Each have their use cases, and there's definitely overlap. Understanding the difference and using the right tool for the job is important.
The article talks about _how much_ it is faster which is the interesting question.
For a small project you might not want the added complexity of another database and decide to store JSON blobs in PostgreSQL. In this case it's important to understand the performance trade-off you're making.
Hashmaps are faster, except when you need the data to be available to multiple machines.
A good description of redis is a "shared heap". HashSets, HashMaps, Heaps, Priority Queues, etc. are all great and fast in an application, but once you need to start sharing that data things get complicated quickly. So you designate a single server to implement those data structures and expose them to your application. And what you end up with is basically redis.
In Django it's literally a matter of adding 5 lines of code to enable the redis cache. The complexity is in actually setting up the Redis server, but this can also be trivial in many cases.
Sorry, no. The complexity is that you are now relying on another server which can break in new ways, requires startup and shutdown and configuration and possibly load-balancing; management of all the above... updates, security reviews, and documentation. Will you need new server types with an emphasis on RAM? How many and when? How are you monitoring it for errors and performance?
That's the difference between thinking about it as a solution to a problem and thinking about it as part of your infrastructure.

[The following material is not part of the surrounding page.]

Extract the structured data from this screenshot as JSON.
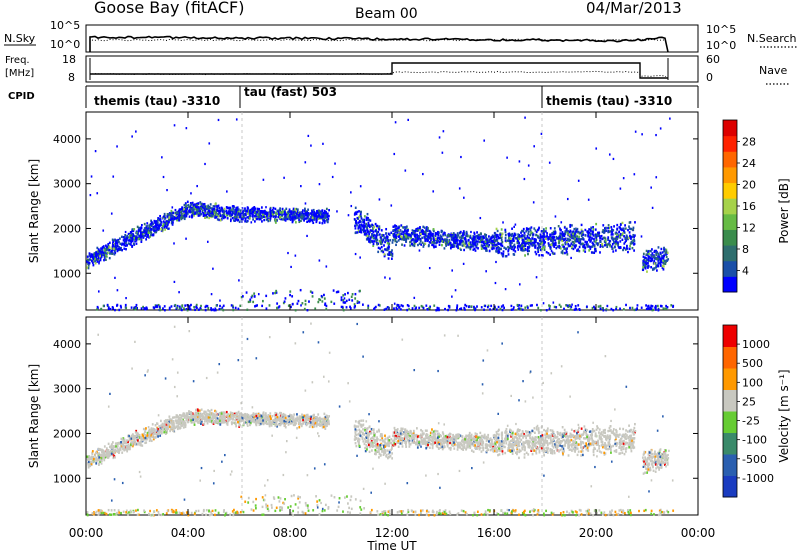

One of the shops I worked in used Redis as the primary datastore. While there was a lot of extra complexity around relational data (especially referential integrity), the snapshotting systems worked very well and we didn't have to worry about data loss.
I don't necessarily think this was an ideal setup (I can't tell you how many headaches Postgres would have solved for us), but I think there are plenty of cases where you could use it without fear that your data will evaporate.
Its like saying that memcache is faster than postgres.
they do different things for different purposes.
I still wouldn't trust redis for anything other than ephemeral storage. Most of the use cases where we use redis assume that the data will at some point go away. The places where we use postgres assume that data is permanent.
Infact, we use both together, and it works really well, best of both worlds.